Signed, Dazed and Bemused
Dear Dazed,
In a situation like this, you need to take several steps.
1. Get yourself checked over by a good doctor. Just as a silly little brain tumor can send a normal guy up the clock tower with a sniper rifle, it can also have the reverse effect. In addition, have you undergone any major hormonal stressors lately? Sex change, excessive time travel, conversion to vampirism? Any of these can make a veritable Satan-on-Earth over into a whiny goth poet in less time than it takes to say, "Kill him slowly."
2. Refocus. A new set of interests doesn't have to herald the end of a villainous career. You like butterflies now? Fine. Read up on the rate of extinction of insect species in the Amazon and see if that doesn't send you on a revenge rampage for a couple of months. Another popular method of refocusing is to get a fluffy cat to pet while you scheme. No one knows why this works, but it does.
3. If necessary, don't be afraid to try something completely new.
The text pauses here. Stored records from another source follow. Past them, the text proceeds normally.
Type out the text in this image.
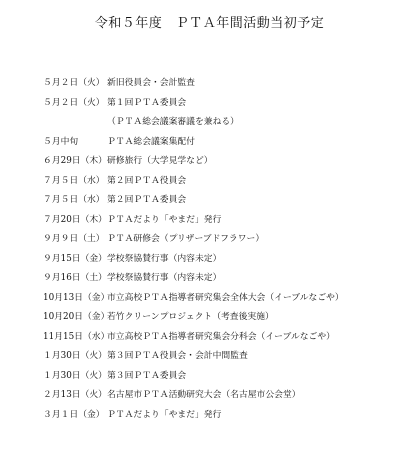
令和５年度　ＰＴＡ年間活動当初予定
５月２日（火） 新旧役員会・会計監査
５月２日（火） 第１回ＰＴＡ委員会
（ＰＴＡ総会議案審議を兼ねる）
５月中旬	ＰＴＡ総会議案集配付
６月29日（木） 研修旅行（大学見学など）
７月５日（水） 第２回ＰＴＡ役員会
７月５日（水） 第２回ＰＴＡ委員会
７月20日（木） ＰＴＡだより「やまだ」発行
９月９日（土） ＰＴＡ研修会（プリザーブドフラワー）
９月15日（金） 学校祭協賛行事（内容未定）
９月16日（土） 学校祭協賛行事（内容未定）
10月13日（金）
市立高校ＰＴＡ指導者研究集会全体大会（イーブルなごや）
10月20日（金）
若竹クリーンプロジェクト（考査後実施）
11月15日（水）
市立高校ＰＴＡ指導者研究集会分科会（イーブルなごや）
１月30日（火） 第３回ＰＴＡ役員会・会計中間監査
１月30日（火） 第３回ＰＴＡ委員会
２月13日（火） 名古屋市ＰＴＡ活動研究大会（名古屋市公会堂）
３月１日（金） ＰＴＡだより「やまだ」発行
There are many examples out there of individuals who spent the first half of their lives as great villains and the second half in a totally different field. Saul of Tarsus, various Medicis, all sorts of people. Philanthropy and the arts are popular second-career choices, as is politics.
- The Villainess
Dear Villainess,
I'm in love with a hero. There, I've said it. All my friends think I'm nuts, but I just know that he's the one. What should I do?
Signed, Smitten Kitten
Dear Krazy Kat,
For once in their chattering lives, your friends are right. Hero-villain relationships are frought with conflict and have rarely, if ever, been known to end other than badly. Do you really want to become his reluctant and less-noble sidekick? Worse, assuming you're female, do you really want him to leave you just before you announce you're in the family way, sticking you with the job of raising the kid who is destined to be his arch-nemisis? Do you want arguments over who gets to hold the remote peppered with references to your various felonies like they were bad things? I didn't think so. Get over him.